Now how do we generate this solution? Well first we initialize an array of target+1 pointers to nodes:

solution = [null, null, ..., null]

And then we replace solution[0] with our root node:

{
    is_root: true,
    current_sum: 0,
    solution_count: 1,
    current_value: 0,
    current_value_count: 0,
    prev_sum_solution: null,
    prev_value_solution: null,
}

(Warning. I'll use a mix of notations for this pseudo-code. And specifically . accesses an object's properties, while -> accesses properties from a pointer to an object. You can make the ideas work in any language whether or not it has pointers though.)

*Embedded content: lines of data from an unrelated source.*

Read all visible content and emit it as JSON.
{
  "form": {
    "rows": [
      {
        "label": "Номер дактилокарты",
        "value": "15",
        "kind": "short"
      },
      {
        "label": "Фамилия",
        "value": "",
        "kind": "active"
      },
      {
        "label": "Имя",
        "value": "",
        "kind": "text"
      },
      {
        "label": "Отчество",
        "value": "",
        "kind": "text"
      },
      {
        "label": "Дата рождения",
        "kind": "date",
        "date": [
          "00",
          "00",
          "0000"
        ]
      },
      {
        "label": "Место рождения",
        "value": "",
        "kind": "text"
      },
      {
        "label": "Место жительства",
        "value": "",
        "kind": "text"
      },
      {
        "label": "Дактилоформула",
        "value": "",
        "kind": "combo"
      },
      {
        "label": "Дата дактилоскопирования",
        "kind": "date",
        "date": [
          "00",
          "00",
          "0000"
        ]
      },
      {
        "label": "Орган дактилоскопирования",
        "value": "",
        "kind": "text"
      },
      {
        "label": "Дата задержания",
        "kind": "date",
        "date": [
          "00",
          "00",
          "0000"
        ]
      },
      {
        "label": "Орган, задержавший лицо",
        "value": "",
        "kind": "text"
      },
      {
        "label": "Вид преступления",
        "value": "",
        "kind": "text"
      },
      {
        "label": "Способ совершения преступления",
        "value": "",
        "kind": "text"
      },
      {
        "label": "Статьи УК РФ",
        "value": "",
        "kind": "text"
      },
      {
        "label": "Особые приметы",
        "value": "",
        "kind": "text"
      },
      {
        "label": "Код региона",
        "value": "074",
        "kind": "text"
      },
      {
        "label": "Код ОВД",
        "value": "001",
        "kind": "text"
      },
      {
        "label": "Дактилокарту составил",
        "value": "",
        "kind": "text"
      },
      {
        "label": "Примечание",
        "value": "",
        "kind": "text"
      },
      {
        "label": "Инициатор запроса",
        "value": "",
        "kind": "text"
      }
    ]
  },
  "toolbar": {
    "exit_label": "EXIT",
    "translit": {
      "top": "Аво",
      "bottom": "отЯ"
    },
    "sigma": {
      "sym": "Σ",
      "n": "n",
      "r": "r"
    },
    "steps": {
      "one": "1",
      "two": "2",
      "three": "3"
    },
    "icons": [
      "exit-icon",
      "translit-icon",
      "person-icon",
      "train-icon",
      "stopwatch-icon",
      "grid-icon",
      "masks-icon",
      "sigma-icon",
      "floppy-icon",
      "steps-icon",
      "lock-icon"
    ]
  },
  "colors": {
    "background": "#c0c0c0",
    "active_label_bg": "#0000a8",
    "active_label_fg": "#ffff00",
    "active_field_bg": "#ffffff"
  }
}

And then we go as follows:

for value in list:
    // Add solutions that use this value
    for i in range(n): // ie i is in {0, 1, 2, ..., n-1}
        // We iterate down to avoid solutions that use this.
        for (j = list.length-1; (i+1) * value <= j; j--) {
            this_solution = solution[j]
            prev_solution = solution[j-value]
            if prev_solution == null or
               (prev_solution.current_value != value and 0 < i) or
               (prev_solution.current_value_count != i-i):
               continue // can't add value here.
            else:
                if (this_solution == null) {
                    solution[j] = pointer to Node{
                        is_root: false,
                        current_sum: i,
                        solution_count: prev_solution->solution_count,
                        current_value: value,
                        current_value_count: i,
                        prev_sum_solution: prev_solution,
                        prev_value_solution: null,
                    }
                }
                else {
                    solution[i] = pointer to Node{
                        is_root: false,
                        current_sum: j,
                        solution_count: prev_solution->solution_count + this_solution->solution_count,
                        current_value: value,
                        current_value_count: i,
                        prev_sum_solution: prev_solution,
                        prev_value_solution: this_solution,
                    }
                }
            }
        }

And when we are done, if we have no mistakes, solution[limit] will hold a pointer to a Node that has all the information about all of the possible solutions that exist.